Dans le même temps d’un côté, il dénonce l’extrême droite et de l’autre ne manque pas une occasion pour se faire allié indéfectible du bloc bourgeois dans son entreprise de déligitimisation et décridibilisation de la gauche dite radicale. Affaiblir une force qui combat l’extrême droite c’est évidemment contribuer à renforcer cette dernière. Pour le coup cela est une faute politique. . Pour ce qui est de la faute  morale, grande marotte du flingueur de Denis Robert dans l’affaire Clearstream, je  laisse cela aux donneurs de leçons petits bourgeois.

On comprend l’acharnement  des médias des milliardaires, c’est leur taf (Lordon. La pompe à Phynance. Fury room. Mai 2021), On peine à comprendre les motivations de Plenel. Une pathétique haine recuite enkystée depuis Mathusalem contre JLM qui prête à sourire, ne peut pas tout expliquer.  

Il aura contribué à la catastrophe qui se profile. Si elle arrive, il sera le premier à pleurnicher.

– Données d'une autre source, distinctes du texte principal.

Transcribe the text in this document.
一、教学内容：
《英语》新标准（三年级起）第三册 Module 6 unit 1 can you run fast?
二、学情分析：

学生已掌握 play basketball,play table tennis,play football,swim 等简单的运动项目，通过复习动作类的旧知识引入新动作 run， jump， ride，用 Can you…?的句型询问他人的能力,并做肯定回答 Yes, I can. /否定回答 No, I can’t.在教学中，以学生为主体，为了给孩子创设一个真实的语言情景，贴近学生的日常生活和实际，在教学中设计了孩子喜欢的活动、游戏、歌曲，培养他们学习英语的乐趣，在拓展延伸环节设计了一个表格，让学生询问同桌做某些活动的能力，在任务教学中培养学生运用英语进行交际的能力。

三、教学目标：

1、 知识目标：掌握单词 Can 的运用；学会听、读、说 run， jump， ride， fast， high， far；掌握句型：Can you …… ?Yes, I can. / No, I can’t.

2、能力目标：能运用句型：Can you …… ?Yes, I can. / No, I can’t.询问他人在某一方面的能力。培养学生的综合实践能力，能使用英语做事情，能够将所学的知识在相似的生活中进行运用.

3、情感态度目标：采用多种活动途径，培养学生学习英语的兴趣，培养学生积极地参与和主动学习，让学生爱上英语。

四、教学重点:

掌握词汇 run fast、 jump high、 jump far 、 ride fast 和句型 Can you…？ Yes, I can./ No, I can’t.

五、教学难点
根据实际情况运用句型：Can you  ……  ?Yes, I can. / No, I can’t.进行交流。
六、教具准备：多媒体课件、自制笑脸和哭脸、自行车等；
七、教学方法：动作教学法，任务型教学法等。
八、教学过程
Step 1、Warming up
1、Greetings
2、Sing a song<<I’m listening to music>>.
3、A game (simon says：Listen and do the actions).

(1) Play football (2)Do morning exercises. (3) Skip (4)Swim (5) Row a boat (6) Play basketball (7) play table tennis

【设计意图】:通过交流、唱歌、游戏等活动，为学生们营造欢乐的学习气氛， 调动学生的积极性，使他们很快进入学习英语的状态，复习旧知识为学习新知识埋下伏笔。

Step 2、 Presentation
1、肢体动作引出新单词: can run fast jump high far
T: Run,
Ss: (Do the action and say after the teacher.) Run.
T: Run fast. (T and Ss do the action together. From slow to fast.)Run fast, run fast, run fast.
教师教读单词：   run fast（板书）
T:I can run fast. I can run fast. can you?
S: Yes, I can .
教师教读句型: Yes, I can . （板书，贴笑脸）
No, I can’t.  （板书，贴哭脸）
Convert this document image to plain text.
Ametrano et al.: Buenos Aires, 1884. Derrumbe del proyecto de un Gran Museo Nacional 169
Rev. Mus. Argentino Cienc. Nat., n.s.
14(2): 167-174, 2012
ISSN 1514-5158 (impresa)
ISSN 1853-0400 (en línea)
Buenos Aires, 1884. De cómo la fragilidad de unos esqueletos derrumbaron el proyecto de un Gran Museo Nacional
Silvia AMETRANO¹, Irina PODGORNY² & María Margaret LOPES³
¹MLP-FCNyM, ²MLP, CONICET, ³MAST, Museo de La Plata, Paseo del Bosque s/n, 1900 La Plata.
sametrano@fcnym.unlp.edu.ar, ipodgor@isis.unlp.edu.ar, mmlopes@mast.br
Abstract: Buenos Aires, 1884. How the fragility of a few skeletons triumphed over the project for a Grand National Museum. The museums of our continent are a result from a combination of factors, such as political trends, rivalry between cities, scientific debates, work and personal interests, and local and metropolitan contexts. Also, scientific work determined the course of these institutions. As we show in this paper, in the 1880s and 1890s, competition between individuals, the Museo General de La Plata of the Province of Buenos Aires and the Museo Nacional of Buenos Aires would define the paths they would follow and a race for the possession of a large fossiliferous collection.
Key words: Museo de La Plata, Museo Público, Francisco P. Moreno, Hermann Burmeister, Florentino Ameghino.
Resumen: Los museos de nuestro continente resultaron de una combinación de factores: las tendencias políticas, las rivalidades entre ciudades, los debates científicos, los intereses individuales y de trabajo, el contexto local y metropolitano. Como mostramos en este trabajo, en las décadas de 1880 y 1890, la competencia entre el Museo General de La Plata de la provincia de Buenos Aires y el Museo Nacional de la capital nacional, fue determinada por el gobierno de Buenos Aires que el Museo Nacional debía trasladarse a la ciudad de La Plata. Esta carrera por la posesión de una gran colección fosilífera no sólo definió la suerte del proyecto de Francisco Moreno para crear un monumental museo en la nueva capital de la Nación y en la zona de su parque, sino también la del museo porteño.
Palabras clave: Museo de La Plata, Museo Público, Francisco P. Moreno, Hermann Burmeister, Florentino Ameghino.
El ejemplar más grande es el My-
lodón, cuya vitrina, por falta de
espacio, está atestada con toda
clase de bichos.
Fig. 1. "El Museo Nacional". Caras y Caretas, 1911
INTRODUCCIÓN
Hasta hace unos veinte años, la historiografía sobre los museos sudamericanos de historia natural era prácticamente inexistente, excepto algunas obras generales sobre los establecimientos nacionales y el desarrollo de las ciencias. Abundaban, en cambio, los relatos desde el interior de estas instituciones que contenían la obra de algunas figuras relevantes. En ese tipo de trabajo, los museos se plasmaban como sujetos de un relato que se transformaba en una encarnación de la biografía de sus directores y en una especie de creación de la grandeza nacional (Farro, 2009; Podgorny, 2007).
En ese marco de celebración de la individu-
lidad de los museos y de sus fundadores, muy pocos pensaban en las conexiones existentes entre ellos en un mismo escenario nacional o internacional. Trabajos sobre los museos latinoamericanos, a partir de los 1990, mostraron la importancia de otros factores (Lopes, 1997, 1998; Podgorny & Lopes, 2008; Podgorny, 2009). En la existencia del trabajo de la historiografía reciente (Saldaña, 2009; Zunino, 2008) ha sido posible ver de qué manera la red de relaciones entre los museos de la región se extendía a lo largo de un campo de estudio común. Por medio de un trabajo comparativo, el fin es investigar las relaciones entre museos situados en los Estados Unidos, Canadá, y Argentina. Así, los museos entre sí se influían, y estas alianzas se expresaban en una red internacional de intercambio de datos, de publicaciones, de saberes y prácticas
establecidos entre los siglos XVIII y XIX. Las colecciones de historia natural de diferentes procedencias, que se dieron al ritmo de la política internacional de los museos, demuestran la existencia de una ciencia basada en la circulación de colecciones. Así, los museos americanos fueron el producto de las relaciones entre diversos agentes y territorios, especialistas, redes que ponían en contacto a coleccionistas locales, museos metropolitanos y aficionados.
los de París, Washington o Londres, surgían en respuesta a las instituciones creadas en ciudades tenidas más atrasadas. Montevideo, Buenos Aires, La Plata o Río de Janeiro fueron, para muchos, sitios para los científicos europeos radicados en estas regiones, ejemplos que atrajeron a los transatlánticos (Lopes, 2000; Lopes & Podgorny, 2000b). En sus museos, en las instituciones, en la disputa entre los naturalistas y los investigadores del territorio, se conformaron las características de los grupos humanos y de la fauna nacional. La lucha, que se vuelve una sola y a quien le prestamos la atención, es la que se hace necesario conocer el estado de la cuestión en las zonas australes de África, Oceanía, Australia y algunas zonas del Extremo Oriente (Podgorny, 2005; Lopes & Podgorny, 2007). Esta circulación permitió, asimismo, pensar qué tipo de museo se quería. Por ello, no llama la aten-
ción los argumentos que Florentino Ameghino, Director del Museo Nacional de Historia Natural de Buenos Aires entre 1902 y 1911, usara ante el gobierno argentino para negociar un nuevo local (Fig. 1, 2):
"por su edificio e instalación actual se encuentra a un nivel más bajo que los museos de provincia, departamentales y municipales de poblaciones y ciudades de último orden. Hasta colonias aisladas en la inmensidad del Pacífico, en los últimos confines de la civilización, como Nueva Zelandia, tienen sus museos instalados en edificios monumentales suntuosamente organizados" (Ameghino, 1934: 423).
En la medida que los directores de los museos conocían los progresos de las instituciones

Mais il sera trop tard et cette fois il risque d’être emporté par la vague. A trop jouer avec le feu on se brûle.


j'ajoute qu'il serait utile pour éclairer les propos de Mélenchon de lire (ou relire) le livre d'Abraham Leon "la conception matérialiste de la question juive" ainsi que les ouvrages de Maxime Rodinson sur le sujet.

on dit qu'aucun président américain ne peut être élu sans le soutient de l'AIPAC; aucun président français ne peut désormais être élu sans le soutient du CRIF ?


On en est là ?


comment le rappel d'un simple fait biblique  (jésus fut livré aux  Romains par l'oligarchie de son propre  peuple ) devient un propos antisémite ?


c' était déjà une instrumentalisation pour " justifier " les idées antisémites d'une partie de l'église catholique, voilà maintenant cet élément factuel ( si on en croit les écrits bibliques... ) devenir tabou de peur d'être utilisé comme arme de destruction massive 


Désolant tout ça !

Adorateurs du feu les mots brûlent si on ne met pas la grille de l'histoire...

Le charme et le chêne

"...Donnaient leurs flammes de danse
Flamenco de crépitements
Dans des  épousailles torrides..."


Peut être une image de feu et plein air

Comme vous le dites, Mr Schneidermann ("c'est moi qui traduit"), vous traduisez "Et tout ça ce sont des traditions qui sont beaucoup liées au judaïsme. " par "attaché aux traditions et à l'endogamie, comme tous les juifs. ". La traduction n'est pas correcte, c'est même une falsification de la pensée de Mélenchon.  Mélenchon ne parle pas de tous les juifs mais de traditions liées au judaïsme, ce qui est rigoureusement exact et n'a rien d'antisémite. Mélenchon soulignait le fait qu'on pouvait être juif, pas antisémite, et défendre une tradition réactionnaire. "L'impensé antisémite" de Mélenchon est du même ordre que celui prêté à Marx, à Trotsky et à toute la tradition critique marxiste des religions.

Il a l'art de se tirer des balles dans le pied, à ce niveau de récurrence c'est probablement un handicap choisi lors de la création du personnage pour obtenir un trait bonus en contrepartie.